China's booming wine market has made Argentinian wineries scrambling to attract Chinese consumers by adopting a more Asian sense of aesthetics.
What is in the bottle remains the same high-quality wine that the South American country is famed for, while the labels and packaging try to cater to East Asian tastes in design, color, texture, typography and details.
Tierras Altas Winery, owned by Argentina's Vargas Arizu family and located in the wine-making region of west Mendoza province, is a case in point.
In an effort to win over consumers in China, the winery has developed a product it hopes the Chinese will find both visually attractive and pleasing to the palate.
"We heed what our importer asks for in that regard, that's why we adapted our packaging so that it will please the Chinese consumers," Tierras Altas Export Manager Juan Pablo Rodriguez Reta told Xinhua.
Rodriguez pointed to an innovative bottle, whose design was borrowed from high-end Californian wines, sealed with a synthetic sealing wax that is placed by hand, one at a time, instead of the standard foil or PVC caps of most standard bottles.
"We have developed a special packaging to cater to the Chinese market, at the suggestion of our distributor," explained Rodriguez.

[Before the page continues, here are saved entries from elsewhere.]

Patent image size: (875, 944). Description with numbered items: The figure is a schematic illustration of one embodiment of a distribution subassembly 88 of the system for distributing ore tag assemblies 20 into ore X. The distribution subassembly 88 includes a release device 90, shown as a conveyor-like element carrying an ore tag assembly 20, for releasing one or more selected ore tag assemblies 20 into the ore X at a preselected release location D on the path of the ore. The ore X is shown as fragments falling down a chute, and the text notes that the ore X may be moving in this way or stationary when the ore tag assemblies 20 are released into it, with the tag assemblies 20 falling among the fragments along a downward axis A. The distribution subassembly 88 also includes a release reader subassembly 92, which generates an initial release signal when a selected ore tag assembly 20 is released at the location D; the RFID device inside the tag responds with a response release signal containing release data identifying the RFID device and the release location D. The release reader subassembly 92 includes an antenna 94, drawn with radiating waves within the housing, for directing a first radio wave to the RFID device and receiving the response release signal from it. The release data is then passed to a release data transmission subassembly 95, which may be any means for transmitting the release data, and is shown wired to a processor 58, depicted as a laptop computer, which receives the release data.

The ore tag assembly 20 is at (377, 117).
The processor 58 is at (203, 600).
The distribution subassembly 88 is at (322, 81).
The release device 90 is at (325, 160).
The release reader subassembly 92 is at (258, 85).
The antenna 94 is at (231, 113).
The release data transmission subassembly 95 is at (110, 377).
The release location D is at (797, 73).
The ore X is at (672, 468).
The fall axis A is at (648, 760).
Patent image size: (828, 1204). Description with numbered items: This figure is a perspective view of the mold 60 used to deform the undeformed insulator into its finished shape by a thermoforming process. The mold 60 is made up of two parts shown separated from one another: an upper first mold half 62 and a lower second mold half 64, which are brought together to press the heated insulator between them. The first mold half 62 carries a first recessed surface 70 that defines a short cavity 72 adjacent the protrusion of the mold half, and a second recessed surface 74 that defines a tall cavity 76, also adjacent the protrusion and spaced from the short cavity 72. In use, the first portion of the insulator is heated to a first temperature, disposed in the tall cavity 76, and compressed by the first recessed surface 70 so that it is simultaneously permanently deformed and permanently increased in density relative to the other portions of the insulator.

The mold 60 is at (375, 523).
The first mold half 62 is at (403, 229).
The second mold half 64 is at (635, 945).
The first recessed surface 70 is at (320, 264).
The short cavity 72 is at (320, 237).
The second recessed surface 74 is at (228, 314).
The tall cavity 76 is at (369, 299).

Established in 2001, the winery produces 300,000 liters a year of the Malbec varietal Argentina is famous for, and began exporting to China in 2012.

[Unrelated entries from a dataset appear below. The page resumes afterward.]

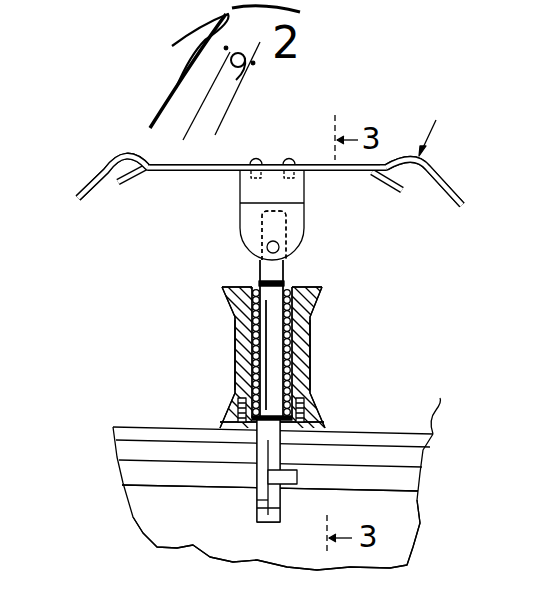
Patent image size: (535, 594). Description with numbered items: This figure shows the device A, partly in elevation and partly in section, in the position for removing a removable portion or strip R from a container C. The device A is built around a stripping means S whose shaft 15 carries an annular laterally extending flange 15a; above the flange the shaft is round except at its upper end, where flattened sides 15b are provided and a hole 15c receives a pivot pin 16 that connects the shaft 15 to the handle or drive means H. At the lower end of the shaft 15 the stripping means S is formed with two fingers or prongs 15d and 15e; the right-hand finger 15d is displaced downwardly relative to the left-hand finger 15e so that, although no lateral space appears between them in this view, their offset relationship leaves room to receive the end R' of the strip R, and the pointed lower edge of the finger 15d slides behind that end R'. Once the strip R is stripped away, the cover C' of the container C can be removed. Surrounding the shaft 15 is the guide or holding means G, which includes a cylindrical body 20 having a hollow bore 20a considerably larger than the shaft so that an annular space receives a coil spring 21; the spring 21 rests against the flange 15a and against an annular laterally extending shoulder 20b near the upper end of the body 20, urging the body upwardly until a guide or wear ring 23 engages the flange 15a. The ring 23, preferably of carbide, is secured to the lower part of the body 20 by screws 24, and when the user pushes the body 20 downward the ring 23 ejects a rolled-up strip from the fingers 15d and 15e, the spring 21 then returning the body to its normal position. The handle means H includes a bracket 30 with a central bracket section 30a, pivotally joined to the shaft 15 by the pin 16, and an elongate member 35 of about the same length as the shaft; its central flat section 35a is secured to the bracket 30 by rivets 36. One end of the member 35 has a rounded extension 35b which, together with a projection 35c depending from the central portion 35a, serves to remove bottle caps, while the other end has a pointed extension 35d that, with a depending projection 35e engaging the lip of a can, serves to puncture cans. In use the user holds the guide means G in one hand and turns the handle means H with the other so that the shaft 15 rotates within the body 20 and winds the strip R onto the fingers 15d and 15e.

The shaft 15 is at (283, 292).
The annular laterally extending flange 15a is at (240, 402).
The flattened sides 15b is at (262, 273).
The hole 15c is at (289, 270).
The right-hand finger or prong 15d is at (282, 500).
The left-hand finger or prong 15e is at (258, 506).
The pivot pin 16 is at (266, 247).
The cylindrical body 20 is at (238, 337).
The hollow bore 20a is at (235, 322).
The annular laterally extending shoulder 20b is at (252, 289).
The coil spring 21 is at (252, 350).
The guide or wear ring 23 is at (322, 427).
The screws 24 is at (238, 414).
The bracket 30 is at (243, 206).
The central bracket section 30a is at (274, 162).
The elongate member 35 is at (320, 174).
The central flat section 35a is at (178, 172).
The extension 35b is at (456, 190).
The projection 35c is at (400, 193).
The extension 35d is at (86, 182).
The projection 35e is at (123, 187).
The rivets 36 is at (252, 160).
The device A is at (432, 128).
The guide or holding means G is at (300, 330).
The handle or drive means H is at (212, 163).
The stripping means S is at (272, 352).
The removable portion or strip R is at (300, 498).
The end of the removable strip R' is at (305, 478).
The container C is at (305, 527).
The cover C' is at (441, 408).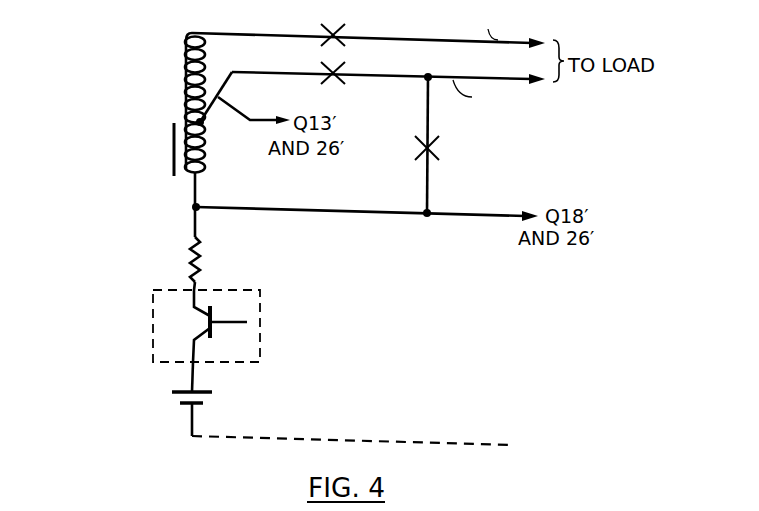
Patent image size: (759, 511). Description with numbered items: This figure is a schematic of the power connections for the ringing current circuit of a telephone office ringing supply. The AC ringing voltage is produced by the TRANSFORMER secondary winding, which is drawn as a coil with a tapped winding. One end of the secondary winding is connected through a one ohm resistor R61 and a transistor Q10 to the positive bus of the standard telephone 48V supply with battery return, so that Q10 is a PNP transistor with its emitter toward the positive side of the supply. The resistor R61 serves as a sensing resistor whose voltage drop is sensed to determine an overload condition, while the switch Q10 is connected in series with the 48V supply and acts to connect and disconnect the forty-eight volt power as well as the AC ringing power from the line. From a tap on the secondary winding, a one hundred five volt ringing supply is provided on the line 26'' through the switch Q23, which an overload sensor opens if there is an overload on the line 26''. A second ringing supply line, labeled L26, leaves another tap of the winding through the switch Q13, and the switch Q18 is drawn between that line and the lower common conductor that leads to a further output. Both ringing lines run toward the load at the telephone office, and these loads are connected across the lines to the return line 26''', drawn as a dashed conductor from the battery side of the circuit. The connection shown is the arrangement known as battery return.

"We want Malbec to continue entering (the Chinese market) and to do what we can to elevate not just varietals, but also the (specially aged) reserves and grand reserves," he added.
"The Chinese market has been a pleasant surprise. It was ranked in the 10th place for Argentinian exports, and in recent years it has ranked in the fourth or fifth place," said Rodriguez.
While Argentina is the world's fifth-largest producer of wine, it represents a scant 1.01 percent of China's wine imports, which have seen explosive growth of at least 400 percent in the past five years.
"We've had good results with our exports and now we are preparing a new shipment for the Chinese market, which basically wants Malbec," said Rodriguez.
Between 2010 and 2014, Argentina exported to China 83.2 million U.S. dollars worth of wine, 17.7 million of which was sold last year.
"We have shipped wines to Shanghai and Shenzhen, where we have entered the market very well," said Rodriguez Reta, who feels Argentina is at a disadvantage compared with countries that have free-trade agreements with China, which is expected to soon overtake the United States as the world's leading consumer of wine.
Does Argentina produce wine in sufficient quantities to meet the demand of China's growing market?
"It's a volume that can supply Chinese demand," he said, recommending Argentine businesses partner with their Chinese counterparts, as the French have done, to promote greater exchange.